I have followed your examples and would love to use this code. The only problem I am running into is that the NOW() sql sets the datetime to that of the MYSQL server, I need a work around to set it to the same server as the PHP server. My server is UK based and I am actually in the US (MTN TIME.) Thanks
I have figured it out.
/* Insert query template */
$query = ‘INSERT INTO accounts (account_name, account_passwd, account_reg_time) VALUES (:name, :passwd, :nowdate)’;
/* Password hash */
$hash = password_hash($passwd, PASSWORD_DEFAULT);
/* Current TimeStamp */
$NOW = date(‘Y-m-d H:i:s’);
/* Values array for PDO */
$values = array(‘:name’ => $name, ‘:passwd’ => $hash, ‘:nowdate’ => $NOW);
Thanks!
Now I am having the problem with Session Login…. What am I doing wrong here?
/* Current TimeStamp */
$NOW = date(‘Y-m-d H:i:s’);
$query =
‘SELECT * FROM account_sessions, accounts WHERE (account_sessions.session_id = :sid) ‘ .
‘AND (account_sessions.login_time >= ($NOW – INTERVAL 7 DAY)) AND (account_sessions.account_id = accounts.account_id) ‘ .
‘AND (accounts.account_enabled = 1)’;
/* Values array for PDO */
$values = array(‘:sid’ => session_id());
Hello Austin,
You need to use prepared statements for the $NOW variable when reading from the account_sessions table.
$query =
‘SELECT * FROM account_sessions, accounts WHERE (account_sessions.session_id = :sid) ‘ .

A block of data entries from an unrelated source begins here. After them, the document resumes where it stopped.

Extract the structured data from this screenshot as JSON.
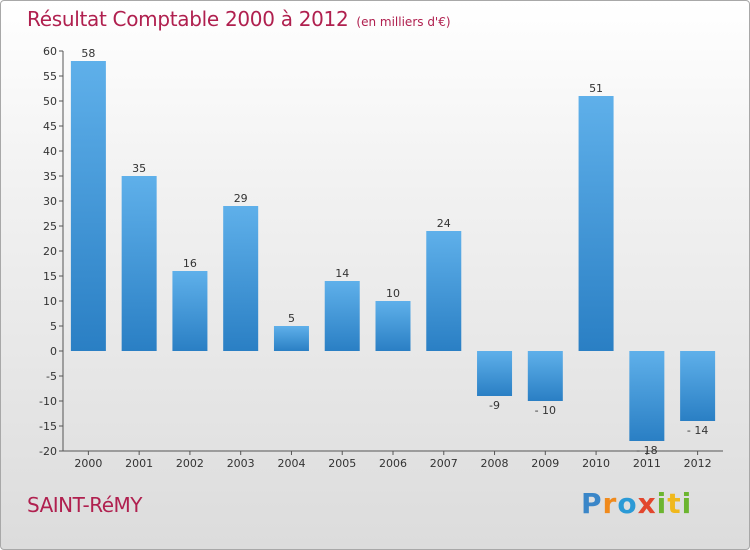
{
  "header": {
    "title": "Résultat Comptable 2000 à 2012",
    "subtitle": "(en milliers d'€)"
  },
  "footer": {
    "town": "SAINT-RéMY",
    "logo_letters": [
      "P",
      "r",
      "o",
      "x",
      "i",
      "t",
      "i"
    ]
  },
  "chart_data": {
    "type": "bar",
    "title": "Résultat Comptable 2000 à 2012",
    "subtitle": "(en milliers d'€)",
    "categories": [
      "2000",
      "2001",
      "2002",
      "2003",
      "2004",
      "2005",
      "2006",
      "2007",
      "2008",
      "2009",
      "2010",
      "2011",
      "2012"
    ],
    "values": [
      58,
      35,
      16,
      29,
      5,
      14,
      10,
      24,
      -9,
      -10,
      51,
      -18,
      -14
    ],
    "value_labels": [
      "58",
      "35",
      "16",
      "29",
      "5",
      "14",
      "10",
      "24",
      "-9",
      "- 10",
      "51",
      "- 18",
      "- 14"
    ],
    "ylim": [
      -20,
      60
    ],
    "yticks": [
      60,
      55,
      50,
      45,
      40,
      35,
      30,
      25,
      20,
      15,
      10,
      5,
      0,
      -5,
      -10,
      -15,
      -20
    ],
    "grid": false,
    "bar_color": "#3d93d8",
    "title_color": "#b0204f"
  }
}
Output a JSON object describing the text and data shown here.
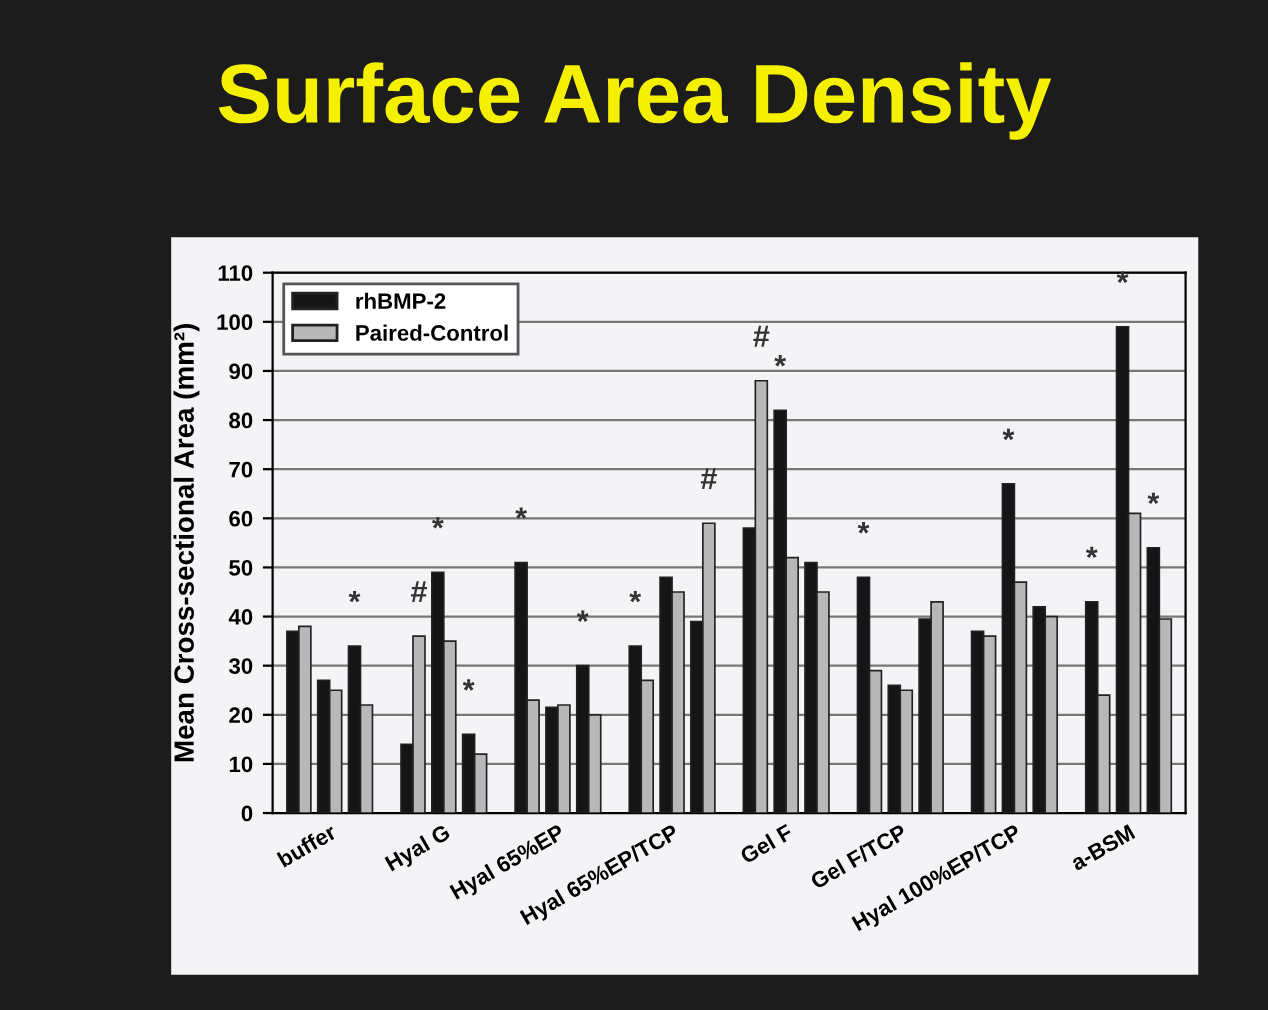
{
  "chart_data": {
    "type": "bar",
    "title": "Surface Area Density",
    "ylabel": "Mean Cross-sectional Area (mm²)",
    "categories": [
      "buffer",
      "Hyal G",
      "Hyal 65%EP",
      "Hyal 65%EP/TCP",
      "Gel F",
      "Gel F/TCP",
      "Hyal 100%EP/TCP",
      "a-BSM"
    ],
    "series": [
      {
        "name": "rhBMP-2",
        "color": "#151515",
        "values": [
          37,
          14,
          51,
          34,
          58,
          48,
          37,
          43
        ],
        "value_labels": [
          null,
          null,
          "*",
          "*",
          null,
          "*",
          null,
          "*"
        ]
      },
      {
        "name": "Paired-Control",
        "color": "#b8b8b8",
        "values": [
          38,
          36,
          23,
          27,
          88,
          29,
          36,
          24
        ],
        "value_labels": [
          null,
          "#",
          null,
          null,
          "#",
          null,
          null,
          null
        ]
      },
      {
        "color": "#151515",
        "values": [
          27,
          49,
          21.5,
          48,
          82,
          26,
          67,
          99
        ],
        "value_labels": [
          null,
          "*",
          null,
          null,
          "*",
          null,
          "*",
          "*"
        ]
      },
      {
        "color": "#b8b8b8",
        "values": [
          25,
          35,
          22,
          45,
          52,
          25,
          47,
          61
        ],
        "value_labels": [
          null,
          null,
          null,
          null,
          null,
          null,
          null,
          null
        ]
      },
      {
        "color": "#151515",
        "values": [
          34,
          16,
          30,
          39,
          51,
          39.5,
          42,
          54
        ],
        "value_labels": [
          "*",
          "*",
          "*",
          null,
          null,
          null,
          null,
          "*"
        ]
      },
      {
        "color": "#b8b8b8",
        "values": [
          22,
          12,
          20,
          59,
          45,
          43,
          40,
          39.5
        ],
        "value_labels": [
          null,
          null,
          null,
          "#",
          null,
          null,
          null,
          null
        ]
      }
    ],
    "ylim": [
      0,
      110
    ],
    "yticks": [
      0,
      10,
      20,
      30,
      40,
      50,
      60,
      70,
      80,
      90,
      100,
      110
    ],
    "grid": "y",
    "legend": "top left"
  }
}
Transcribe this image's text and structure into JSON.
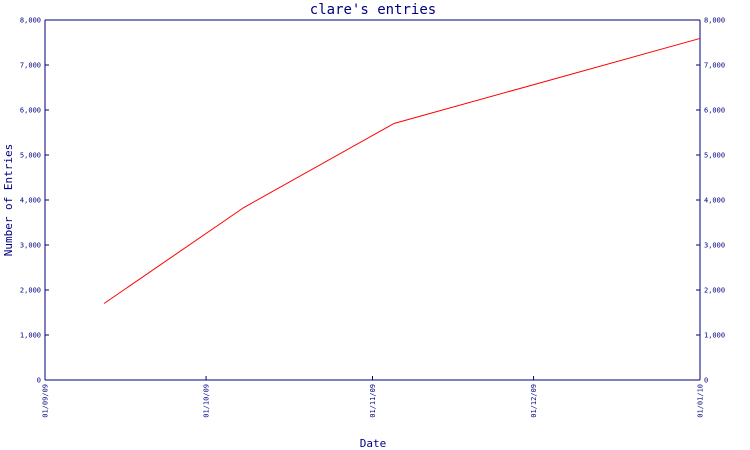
{
  "chart_data": {
    "type": "line",
    "title": "clare's entries",
    "xlabel": "Date",
    "ylabel": "Number of Entries",
    "x_tick_labels": [
      "01/09/09",
      "01/10/09",
      "01/11/09",
      "01/12/09",
      "01/01/10"
    ],
    "x_ticks": [
      "2009-09-01",
      "2009-10-01",
      "2009-11-01",
      "2009-12-01",
      "2010-01-01"
    ],
    "y_ticks": [
      0,
      1000,
      2000,
      3000,
      4000,
      5000,
      6000,
      7000,
      8000
    ],
    "y_tick_labels": [
      "0",
      "1,000",
      "2,000",
      "3,000",
      "4,000",
      "5,000",
      "6,000",
      "7,000",
      "8,000"
    ],
    "ylim": [
      0,
      8000
    ],
    "xlim": [
      "2009-09-01",
      "2010-01-01"
    ],
    "grid": false,
    "series": [
      {
        "x": [
          "2009-09-12",
          "2009-10-08",
          "2009-11-05",
          "2010-01-01"
        ],
        "y": [
          1700,
          3830,
          5700,
          7590
        ]
      }
    ],
    "colors": {
      "axis": "#000080",
      "series": "#ff0000",
      "background": "#ffffff"
    }
  }
}
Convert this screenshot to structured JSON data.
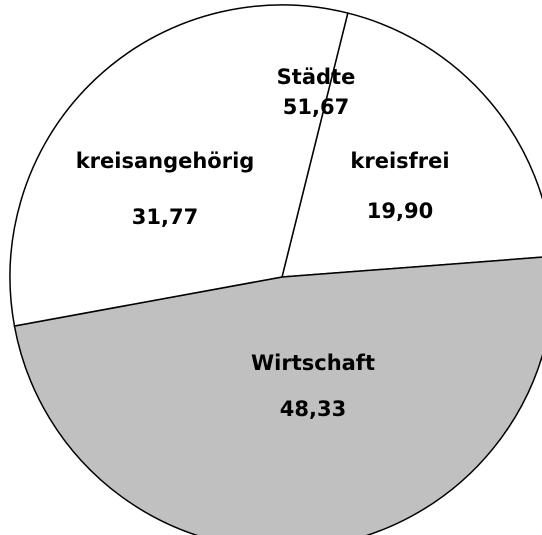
{
  "chart_data": {
    "type": "pie",
    "categories": [
      "kreisfrei",
      "Wirtschaft",
      "kreisangehörig"
    ],
    "values": [
      19.9,
      48.33,
      31.77
    ],
    "value_labels": [
      "19,90",
      "48,33",
      "31,77"
    ],
    "colors": [
      "#ffffff",
      "#c0c0c0",
      "#ffffff"
    ],
    "annotations": [
      {
        "text": "Städte",
        "value": 51.67,
        "value_label": "51,67"
      }
    ]
  }
}
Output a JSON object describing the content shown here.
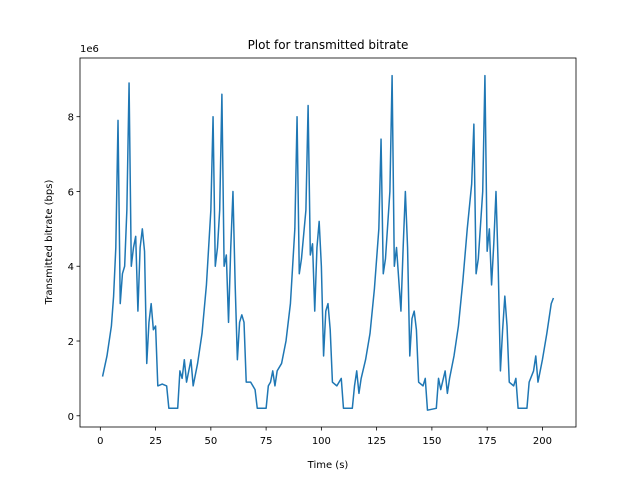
{
  "chart_data": {
    "type": "line",
    "title": "Plot for transmitted bitrate",
    "x_label": "Time (s)",
    "y_label": "Transmitted bitrate (bps)",
    "y_offset_text": "1e6",
    "xlim": [
      -9.2,
      215.2
    ],
    "ylim": [
      -300000,
      9570000
    ],
    "xticks": [
      0,
      25,
      50,
      75,
      100,
      125,
      150,
      175,
      200
    ],
    "yticks": [
      {
        "value": 0,
        "label": "0"
      },
      {
        "value": 2000000,
        "label": "2"
      },
      {
        "value": 4000000,
        "label": "4"
      },
      {
        "value": 6000000,
        "label": "6"
      },
      {
        "value": 8000000,
        "label": "8"
      }
    ],
    "series": [
      {
        "color": "#1f77b4",
        "x": [
          1,
          3,
          5,
          6,
          7,
          8,
          9,
          10,
          11,
          12,
          13,
          14,
          15,
          16,
          17,
          18,
          19,
          20,
          21,
          22,
          23,
          24,
          25,
          26,
          28,
          30,
          31,
          35,
          36,
          37,
          38,
          39,
          40,
          41,
          42,
          44,
          46,
          48,
          50,
          51,
          52,
          53,
          54,
          55,
          56,
          57,
          58,
          59,
          60,
          61,
          62,
          63,
          64,
          65,
          66,
          68,
          70,
          71,
          75,
          76,
          77,
          78,
          79,
          80,
          82,
          84,
          86,
          88,
          89,
          90,
          91,
          93,
          94,
          95,
          96,
          97,
          98,
          99,
          100,
          101,
          102,
          103,
          104,
          105,
          107,
          109,
          110,
          114,
          115,
          116,
          117,
          118,
          120,
          122,
          124,
          126,
          127,
          128,
          129,
          131,
          132,
          133,
          134,
          136,
          137,
          138,
          139,
          140,
          141,
          142,
          143,
          144,
          146,
          147,
          148,
          152,
          153,
          154,
          156,
          157,
          158,
          160,
          162,
          164,
          166,
          168,
          169,
          170,
          171,
          173,
          174,
          175,
          176,
          177,
          178,
          179,
          180,
          181,
          182,
          183,
          184,
          185,
          187,
          188,
          189,
          193,
          194,
          196,
          197,
          198,
          200,
          202,
          204,
          205
        ],
        "values": [
          1050000,
          1600000,
          2400000,
          3200000,
          4500000,
          7900000,
          3000000,
          3800000,
          4000000,
          5500000,
          8900000,
          4000000,
          4500000,
          4800000,
          2800000,
          4500000,
          5000000,
          4400000,
          1400000,
          2500000,
          3000000,
          2300000,
          2400000,
          800000,
          850000,
          800000,
          200000,
          200000,
          1200000,
          1000000,
          1500000,
          900000,
          1200000,
          1500000,
          800000,
          1400000,
          2200000,
          3500000,
          5500000,
          8000000,
          4000000,
          4500000,
          5500000,
          8600000,
          4000000,
          4300000,
          2500000,
          4500000,
          6000000,
          3500000,
          1500000,
          2500000,
          2700000,
          2500000,
          900000,
          900000,
          700000,
          200000,
          200000,
          800000,
          900000,
          1200000,
          800000,
          1200000,
          1400000,
          2000000,
          3000000,
          5000000,
          8000000,
          3800000,
          4200000,
          5500000,
          8300000,
          4300000,
          4600000,
          2800000,
          4500000,
          5200000,
          4000000,
          1600000,
          2800000,
          3000000,
          2300000,
          900000,
          800000,
          1000000,
          200000,
          200000,
          800000,
          1200000,
          600000,
          1000000,
          1500000,
          2200000,
          3400000,
          5000000,
          7400000,
          3800000,
          4200000,
          6000000,
          9100000,
          4000000,
          4500000,
          2800000,
          4500000,
          6000000,
          4500000,
          1600000,
          2600000,
          2800000,
          2300000,
          900000,
          800000,
          1000000,
          150000,
          200000,
          1000000,
          700000,
          1200000,
          600000,
          1000000,
          1600000,
          2400000,
          3600000,
          5000000,
          6200000,
          7800000,
          3800000,
          4200000,
          6000000,
          9100000,
          4400000,
          5000000,
          3500000,
          4600000,
          6000000,
          4000000,
          1200000,
          2300000,
          3200000,
          2400000,
          900000,
          800000,
          1000000,
          200000,
          200000,
          900000,
          1200000,
          1600000,
          900000,
          1500000,
          2200000,
          3000000,
          3150000
        ]
      }
    ]
  }
}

‘AND (account_sessions.login_time >= (:nowdate – INTERVAL 7 DAY)) AND (account_sessions.account_id = accounts.account_id) ‘ .
‘AND (accounts.account_enabled = 1)’;
/* Values array for PDO */
$values = array(‘:sid’ => session_id(), ‘:nowdate’ => $NOW);
Let me know if this fixes it.
Alex,
Thank you so much! I have been a PHP programmer for a few years now. I usually use MYSQLI, but I like the PDO approach on this. I have used functions before, but really like how the class is setup. I think I see a ton of classes in my future. Speaking of classes I plan to take your security course sometime this year. Thank you so much.
Austin
Alex,
I have multiple domains. I want to implement this using something similar to accounts.google.com having all my logins go through account.escapeitmobile.com This will allow users of my other domains to login and have their information stored in one location. other domains I have include noescapepossible.com and yellowtieagency.com What is your best recommendation for accomplishing this? Thank you yet again.
Austin
You cannot set cookies for a different domain.
I think you need to rely on authentication tokens. For example, once you login on site A, you create a token for site B (assuming both sites share a database) and pass the token when going from site A to site B.
Maybe you can also use an authentication system such as OAUth but I’m not sure about how to do that.